Pazarlama iletimden pazarlama iletişimine gerçek anlamda internet ile geçtik. İnternet öncesi dönemde kitle iletişim mecralarında bir diyalogdan/iletişimden söz etmek neredeyse imkansızdır. Diyaloğun oluşabilmesi için iki tarafında eşit koşullarda konuşabilme gerekliliğini göz önünde bulundurmalıyız. Web 2.0’dan önce kitle iletişim araçlarında diyalog yoktur ve de aslında hepsi birer kitle iletim aracıdır. Bu bağlamda kitle iletim araçlarını kullanan markalar ve iletişim tasarımcıları da bugüne kadar monolog yapmaktaydı.

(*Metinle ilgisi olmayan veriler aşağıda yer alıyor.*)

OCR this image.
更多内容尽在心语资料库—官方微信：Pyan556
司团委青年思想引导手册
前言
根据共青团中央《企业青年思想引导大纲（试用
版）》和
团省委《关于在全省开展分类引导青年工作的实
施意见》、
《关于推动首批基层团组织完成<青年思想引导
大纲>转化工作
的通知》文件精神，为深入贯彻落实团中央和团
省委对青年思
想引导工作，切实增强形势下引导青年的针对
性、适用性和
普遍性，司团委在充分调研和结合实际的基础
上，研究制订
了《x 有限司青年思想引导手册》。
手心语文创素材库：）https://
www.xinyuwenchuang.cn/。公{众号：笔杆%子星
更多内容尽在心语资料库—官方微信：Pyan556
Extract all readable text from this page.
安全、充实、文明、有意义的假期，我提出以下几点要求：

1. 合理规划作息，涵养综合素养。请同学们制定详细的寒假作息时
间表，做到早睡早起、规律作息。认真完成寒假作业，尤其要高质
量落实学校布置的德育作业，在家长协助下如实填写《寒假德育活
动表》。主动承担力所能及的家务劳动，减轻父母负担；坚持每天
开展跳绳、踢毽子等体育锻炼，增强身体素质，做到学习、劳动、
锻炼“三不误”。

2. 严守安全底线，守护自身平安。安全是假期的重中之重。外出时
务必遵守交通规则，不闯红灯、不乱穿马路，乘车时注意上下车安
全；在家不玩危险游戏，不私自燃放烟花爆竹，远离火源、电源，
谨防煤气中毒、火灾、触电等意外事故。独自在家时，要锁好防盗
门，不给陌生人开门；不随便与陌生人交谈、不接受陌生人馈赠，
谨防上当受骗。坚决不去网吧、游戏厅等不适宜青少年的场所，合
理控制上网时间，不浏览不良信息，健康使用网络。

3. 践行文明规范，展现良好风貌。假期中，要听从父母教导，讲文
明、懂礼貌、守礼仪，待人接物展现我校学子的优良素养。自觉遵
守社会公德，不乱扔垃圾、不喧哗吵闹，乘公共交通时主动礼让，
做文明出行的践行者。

Monoloğu etkileşime dönüştürmeye çalışan iletişim tasarımcıları çeşitli deneysel yöntemler geliştirdiler. Bunların başında Marshall McLuhan’ı dünyaya tanıtan Howard Luck Gossage gelmekteydi. Gossage 1960-70’li yıllarda geliştirdiği kampanyalarda marka- tüketici etkileşimini arttırmanın yollarını aradı ve yaptığı bazı kampanyalar ile bunu başardı (Reinier Ale).
1980’li yıllarda ise mesaj sayısının çokluğu ve iletilmek istenen mesajların karmaşıklığı ister istemez bolluk paradoksunu doğurdu ve iletişim bağlamında bir kaos oluştu. Oluşan bu kaotik ortamı aşmak için 1990’lı yılların başında Philip Kottler öncülüğünde bütünleşik pazarlama iletişimi kuramı gelişti ve hemen kabul gördü. Bütünleşik pazarlama iletişiminin ana amacı satış konseptini bütün mecralara uyarlayarak farkındalık oranını arttırmaktı. Yani satış konseptinin ambalaja, tv reklamına, radyo spotuna, basın ilanlarına, doğrudan pazarlamaya, internet sitesine vs. uyarlayarak bir dil bütünlüğü yakalayıp tüketiciyi kuşatıp, kaotik ortamda satış mesajını iletmek esastır. Tabi bütünleşik pazarlama iletişimi aslında kullandığı mecraların zayıflıklarını barındırıyor. Yani kuşatmacı, çığırtkan ve monologcu bir doğaya sahiptir; çünkü kullandığı mecraların tabiatı budur ve radyo dışında bütün kitle iletişim araçları soğuk araçtır ve etkileşim yetenekleri çok kısıtlıdır.
2004 yıllında Web 2.0 döneminin başlaması ile birlikte internet sıcak bir araca dönüştü ve kullanıcılar üretilen içeriğin tüketicisi olmaktan öteye geçip içeriğin ortak üreticisine dönüştü. Fakat çoğu marka hala bu yeni mecranın onlar için ne ifade ettiğinin farkında değil. Bu yeni mecra eski mecraları hatta toplumu(Arap Baharı) dönüştürüyor. Bu açıdan artık pazarlamada yeni bir dönem başladı: markalar tüketici ile etkileşime geçip tüketici için tüketici ile birlikte pazarlama sürecini planlayıp yönetmelidirler. İnternet yalnızca mikro ve kurumsal web sitelerinin ötesinde bir etkileşim yeteneği sunuyor markalara, ayrıca bütünleşik pazarlama iletişimi ve konvansiyonel reklamcılık artık son demini yaşıyor. Yeni iletişim çağını internet dönüştürüyor ve multimedya(Tek bir içeriğin farklı platformlar için yeniden üretimi) artık kısır bir döngü yaşıyor. Yeni dönem trans-medya pazarlama dönemi olacak. Bir sonraki postumda trans-medya pazarlama kavramını açıklayacağım.